Coti can to handle up to 100,000 transactions per second using a ‘proof of trust’ algorithm. Each node on the network has a trust core that improves which each transaction correctly reported and decreases with each transaction incorrectly reported.
For reference, big credit card companies like Visa can field 1,500-2,000 transactions per second on its network. You know when you have your card in the card reader when you’re checking out at the grocery store? That wait time would be decreased with a faster network and more transactions per second.
Coti’s tokens exist across multiple platforms- Coti does have its own native token, but it also exists on the Ethereum platform as an ERC-20 token and on the Binance Smartchain as a BEP20 and BEP2 token. It’s estimated that the vast supply (90%+) of Coti’s tokens are ERC-20 or Binance Smartchain tokens. This makes sense, since the main way retail investors can get access to Coti is through exchanges, and those exchanges hold the ERC-20 and BEP20 versions of the token.
If you’re look for the true native Coti token, set up an account on KuCoin and get it funded. KuCoin has no KYC and gets you access to tons of exotic altcoins.
Coti has a max supply of 2 billion tokens, with about 1 billion tokens already released. The remaining billion tokens will be released steadily between now and 2032.
This gives us an annual inflation of about 6%, which isn’t half bad compared to other tokens like Algorand. This isn’t quite as good as Bitcoin- which already has extremely low (~2%) inflation and won’t have any inflation after 2028.
How is COTI able to handle up to 100,000 transactions per second? There’s only one node handling all the transactions. If you check this video you’ll see that there are 8 nodes processing transactions but only one ‘full’ node.

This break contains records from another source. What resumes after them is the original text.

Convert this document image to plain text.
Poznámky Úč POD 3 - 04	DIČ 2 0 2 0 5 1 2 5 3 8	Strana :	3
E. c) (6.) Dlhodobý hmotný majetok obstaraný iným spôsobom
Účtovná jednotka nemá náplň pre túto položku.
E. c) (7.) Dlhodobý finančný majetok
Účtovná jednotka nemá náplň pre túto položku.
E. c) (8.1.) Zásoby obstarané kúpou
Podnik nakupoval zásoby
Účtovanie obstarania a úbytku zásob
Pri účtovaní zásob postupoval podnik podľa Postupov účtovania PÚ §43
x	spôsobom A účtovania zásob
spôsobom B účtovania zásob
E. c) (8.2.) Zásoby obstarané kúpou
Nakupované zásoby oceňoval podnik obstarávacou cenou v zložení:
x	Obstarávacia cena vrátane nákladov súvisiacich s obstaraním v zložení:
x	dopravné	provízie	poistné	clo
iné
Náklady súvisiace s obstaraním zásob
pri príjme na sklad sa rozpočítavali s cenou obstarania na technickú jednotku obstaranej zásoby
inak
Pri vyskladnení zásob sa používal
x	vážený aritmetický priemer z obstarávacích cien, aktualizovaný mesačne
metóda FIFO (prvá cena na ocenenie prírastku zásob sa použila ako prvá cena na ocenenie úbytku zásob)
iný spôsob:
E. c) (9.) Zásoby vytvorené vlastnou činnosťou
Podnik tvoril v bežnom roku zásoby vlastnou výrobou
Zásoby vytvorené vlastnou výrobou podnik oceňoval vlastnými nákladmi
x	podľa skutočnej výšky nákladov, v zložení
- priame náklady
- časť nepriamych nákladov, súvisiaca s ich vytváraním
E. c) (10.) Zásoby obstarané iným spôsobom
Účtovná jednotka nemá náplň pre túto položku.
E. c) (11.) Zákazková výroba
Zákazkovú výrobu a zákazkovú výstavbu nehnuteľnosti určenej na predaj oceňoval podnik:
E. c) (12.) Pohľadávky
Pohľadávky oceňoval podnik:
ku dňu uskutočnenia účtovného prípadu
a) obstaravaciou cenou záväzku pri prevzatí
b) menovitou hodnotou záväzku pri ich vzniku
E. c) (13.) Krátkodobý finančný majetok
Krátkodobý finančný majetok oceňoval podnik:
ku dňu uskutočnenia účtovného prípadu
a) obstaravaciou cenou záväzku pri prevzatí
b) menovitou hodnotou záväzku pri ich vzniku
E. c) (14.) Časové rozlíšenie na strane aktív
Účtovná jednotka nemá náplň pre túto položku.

This goes against the crypto creed and web 3.0: that everything needs decentralization to permit any one actor from becoming too powerful.
KYC with Coti
In order to use COTI, customers must go through with the full Know-Your-Customer process, which I find terribly annoying and counter to what crypto is supposed to be. The whole purpose of cryptocurrency is to democratize finance. An important feature that makes this possible is the fact that crypto is trustless. This basically means that a crypto- Ethereum, say- doesn’t give a s*** who you are. It doesn’t need an address or proof of ID or a credit history. If you need a wallet, you get one and start transacting with it.
COTI abandons this feature by requiring a bunch of information from all its users. I see this as a major turn off to investors and a barrier to entry to people who may benefit from using COTI.
Much how the Ethereum has USDT as a stablecoin on its blockchain, Cardano will have Djed as a stablecoin on its blockchain. COTI will be the investment vehicle that accredited investors can use to provide collateral for the Djed project (with a nice return, of course).
Coti pumped with other alts in the February-May 2021 bull market, slightly before experiencing a ~70% drop. However, Q3 2021 saw Coti’s price increase back to all time highs ($0.65+) with announcements of Coti’s partnership with Cardano for the Djed stablecoin project.
If actual release of these features can still happen while we’re in the bull run here, I could see Coti reaching $2 or more. Otherwise, I think it may be a while before we see some returns that could offset the risks of Coti’s KYC and centralization issues.
There are so many good crypto projects out there that I haven’t yet been convinced that COTI is right for my portfolio. I love returns, but am still a crypto idealist- and I don’t like the KYC and centralization aspects. Still, the project has good funding and a smart team. And that’s plenty to be dangerous.